The question
What we told them
It's real, and it matters more to companies your size than to the enterprises. Security researchers recently documented a fully autonomous intrusion: an AI agent found an internet-exposed system, broke in through a known flaw, harvested cloud credentials, and worked through the network — start to finish in under an hour, with no human steering it.
Here's why that lands on small businesses specifically. Targeting used to cost attackers time, and time meant they went where the money was. Automation makes reconnaissance and exploitation close to free — so everything exposed to the internet gets probed, not just the companies worth a headline. The economics that protected small businesses are gone.
The defenses, meanwhile, are almost disappointingly unglamorous:
- Patch anything internet-facing, fast. The documented attack walked in through a known, fixable flaw. A patch cadence measured in days, not quarters, closes the door most automated attacks use.
- Guard the cloud keys. Credentials were the prize. Rotate them, scope them to the least access that works, and never leave them sitting in files on servers.

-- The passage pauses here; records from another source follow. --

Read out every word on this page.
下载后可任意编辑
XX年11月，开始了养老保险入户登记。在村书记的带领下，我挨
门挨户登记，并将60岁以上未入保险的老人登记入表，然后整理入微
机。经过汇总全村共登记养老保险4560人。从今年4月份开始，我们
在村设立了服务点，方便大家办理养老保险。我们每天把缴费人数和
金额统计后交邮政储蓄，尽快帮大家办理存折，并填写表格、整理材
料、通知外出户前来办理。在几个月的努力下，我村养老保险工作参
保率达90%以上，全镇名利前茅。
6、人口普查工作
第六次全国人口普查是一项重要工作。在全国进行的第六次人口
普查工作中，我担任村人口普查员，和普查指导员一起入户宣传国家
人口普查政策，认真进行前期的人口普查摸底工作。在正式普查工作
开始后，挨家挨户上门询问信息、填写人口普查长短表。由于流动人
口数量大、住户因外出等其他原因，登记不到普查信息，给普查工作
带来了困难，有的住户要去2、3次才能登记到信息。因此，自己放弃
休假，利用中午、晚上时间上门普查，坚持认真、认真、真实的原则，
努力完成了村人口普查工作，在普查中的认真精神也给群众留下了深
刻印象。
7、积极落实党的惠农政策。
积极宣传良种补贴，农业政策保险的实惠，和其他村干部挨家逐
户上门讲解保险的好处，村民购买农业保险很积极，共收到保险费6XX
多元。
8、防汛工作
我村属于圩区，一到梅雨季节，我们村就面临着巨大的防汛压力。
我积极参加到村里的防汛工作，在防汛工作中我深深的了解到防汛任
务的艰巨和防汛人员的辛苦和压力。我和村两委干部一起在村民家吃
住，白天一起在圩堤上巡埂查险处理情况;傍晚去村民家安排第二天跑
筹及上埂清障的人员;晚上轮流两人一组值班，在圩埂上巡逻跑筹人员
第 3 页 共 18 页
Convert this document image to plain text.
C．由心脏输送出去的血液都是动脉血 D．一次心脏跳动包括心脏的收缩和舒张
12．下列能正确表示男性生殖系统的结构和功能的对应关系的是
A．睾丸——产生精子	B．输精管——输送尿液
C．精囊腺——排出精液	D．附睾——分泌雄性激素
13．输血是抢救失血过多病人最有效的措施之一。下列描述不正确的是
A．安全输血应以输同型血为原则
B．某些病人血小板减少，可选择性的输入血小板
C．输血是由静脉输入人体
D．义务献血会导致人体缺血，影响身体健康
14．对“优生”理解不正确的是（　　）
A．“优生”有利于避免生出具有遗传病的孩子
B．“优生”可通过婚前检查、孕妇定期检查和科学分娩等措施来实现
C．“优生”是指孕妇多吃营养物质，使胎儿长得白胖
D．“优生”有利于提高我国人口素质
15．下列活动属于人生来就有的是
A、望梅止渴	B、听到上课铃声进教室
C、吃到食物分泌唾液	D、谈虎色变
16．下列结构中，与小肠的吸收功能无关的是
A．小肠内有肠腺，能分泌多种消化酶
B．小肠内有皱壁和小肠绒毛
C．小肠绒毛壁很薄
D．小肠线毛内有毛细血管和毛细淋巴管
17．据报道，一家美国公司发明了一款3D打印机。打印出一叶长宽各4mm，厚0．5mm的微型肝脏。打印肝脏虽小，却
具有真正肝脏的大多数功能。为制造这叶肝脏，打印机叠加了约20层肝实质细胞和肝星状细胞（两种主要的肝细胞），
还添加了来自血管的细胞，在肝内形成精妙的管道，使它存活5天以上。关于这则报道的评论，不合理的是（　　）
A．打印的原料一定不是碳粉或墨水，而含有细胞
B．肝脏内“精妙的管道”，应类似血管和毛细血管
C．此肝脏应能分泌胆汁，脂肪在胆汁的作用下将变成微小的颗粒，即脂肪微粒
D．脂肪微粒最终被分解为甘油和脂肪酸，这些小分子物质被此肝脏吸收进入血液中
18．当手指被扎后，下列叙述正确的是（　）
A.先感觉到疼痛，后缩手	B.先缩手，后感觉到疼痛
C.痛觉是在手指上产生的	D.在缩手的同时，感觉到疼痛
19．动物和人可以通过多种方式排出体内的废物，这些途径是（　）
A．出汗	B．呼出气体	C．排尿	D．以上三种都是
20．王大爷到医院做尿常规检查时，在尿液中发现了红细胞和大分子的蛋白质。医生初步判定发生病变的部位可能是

- Make sure alerts reach a human. An attack that finishes in an hour beats a monitoring setup nobody reads until Monday. Activity moving faster than a person plausibly could is itself the red flag.
One opinion to close: you'll be pitched “AI-powered defense platforms” off the back of stories like this. Most small businesses don't need new AI tooling first — they need the boring fundamentals above done consistently. Buy the shiny tool after the patching schedule exists, not instead of it.
Automation made targeting free, so “too small to be a target” is over. The counters are unglamorous — fast patching, guarded cloud keys, alerts a human actually reads — done on a schedule, not after an incident.